Interesting concept. Are you alluding to the common "pagan" practice of worshiping one, superior god for whom they would declare war for (Monotheism)? The idea being, "my god is better than yours."
The conceptual roots of pagan monotheism/henotheism probably lie with Platonistic thought (with Stoic universalism as a reinforcing paradigm), as well as the long-lived tradition of cultural relativism in terms of religion (equally met in e.g. Herodotus and Tacitus), which envisioned every nation worshiping the same powers under different names (the so-called 'interpretatio Romana'). Combined, these two modalities would have made it quite easy for Late Antique pagans to co-opt the exclusive monotheism of Jewish and Christian apologists - simply disagreeing on their rhetoric and claim for being the sole retainers of the divine favour. The grammarian Maximus of Madauros (a pagan henotheist or monotheist), in a debate against Augustine, seems quite typical: "Yet who would be so foolish, so touched in the head, as to deny there is one supreme god, without beginning, without natural offspring, like a great and powerful father? His powers, scattered throughout the material world, we call upon under various names, since (of course) none of us knows his true name." (Aug. Ep. 16.1) - Maximus' notion, as well as the Platonic roots of pagan monotheism, are examined more fully in Pagan Monotheism in Late Antiquity by Athanassiadi & Frede (OUP, 1999). Robin Lane Fox's Pagans and Christians, 190-97 also contains a good introduction to the mentalities in question.

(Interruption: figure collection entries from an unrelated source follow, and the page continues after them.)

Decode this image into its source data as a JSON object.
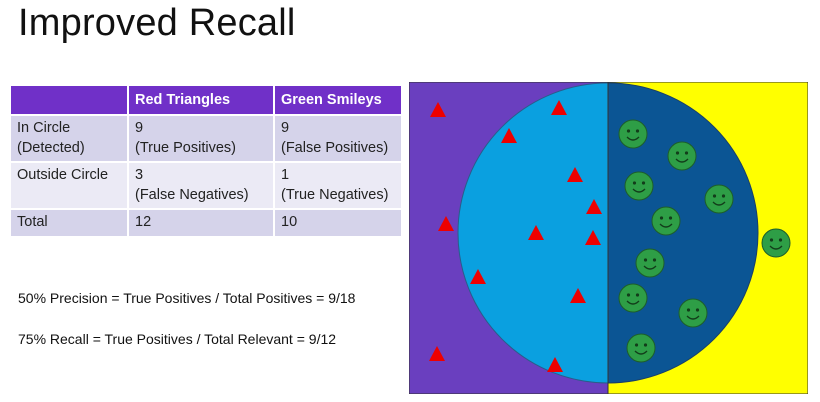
{
  "title": "Improved Recall",
  "table": {
    "headers": [
      "",
      "Red Triangles",
      "Green Smileys"
    ],
    "rows": [
      {
        "label": [
          "In Circle",
          "(Detected)"
        ],
        "red": [
          "9",
          "(True Positives)"
        ],
        "green": [
          "9",
          "(False Positives)"
        ]
      },
      {
        "label": [
          "Outside Circle",
          ""
        ],
        "red": [
          "3",
          "(False Negatives)"
        ],
        "green": [
          "1",
          "(True Negatives)"
        ]
      },
      {
        "label": [
          "Total",
          ""
        ],
        "red": [
          "12",
          ""
        ],
        "green": [
          "10",
          ""
        ]
      }
    ]
  },
  "formulas": {
    "precision": "50% Precision = True Positives / Total Positives = 9/18",
    "recall": "75% Recall = True Positives / Total Relevant = 9/12"
  },
  "colors": {
    "left_background": "#6a3fbf",
    "right_background": "#ffff00",
    "circle_left": "#0aa0e0",
    "circle_right": "#0b5594",
    "triangle": "#ee0000",
    "smiley": "#2e9e46"
  },
  "items": {
    "red_triangles_inside": 9,
    "red_triangles_outside": 3,
    "green_smileys_inside": 9,
    "green_smileys_outside": 1
  }
}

EDIT: Hm, there is also a rather striking oracular response from Apollo, 3rd or 4th century if memory serves, which would illustrate this pagan henotheism well. I'll try to dig it up.
ADD: Yes, haha, it was actually in Lane Fox p. 169, though it has also seen much more study since. From Oenoanda, re-used block of masonry close to the altar to Theos Hypsistos (The God Most High). Seems like an answer to the oracular question "What is God?" or "Are you God?". In translation, the verse goes: "Self-born, untaught, motherless, unshakeable / Giving place to no name, many-named, dwelling in fire, / Such is God: we are a portion of God, his angels. / This, then, to the questioners about God's nature / the god replied, calling him all-seeing Ether: to him, then, look / and pray at dawn, looking out to the east." The interesting thing is that this response is quoted also in Lactantius' Divine Institutes 1.7.1-3, with the alleged provenance from Apollo's oracle at Claros. Lactantius, a Christian, naturally uses this as a proof that even the pagan gods admit to being just angels (or, as he argues, demons) acting under a supreme god. A good indication that basically the shared ideology between pagan and Christian thinkers was largely interchangeable, though contested.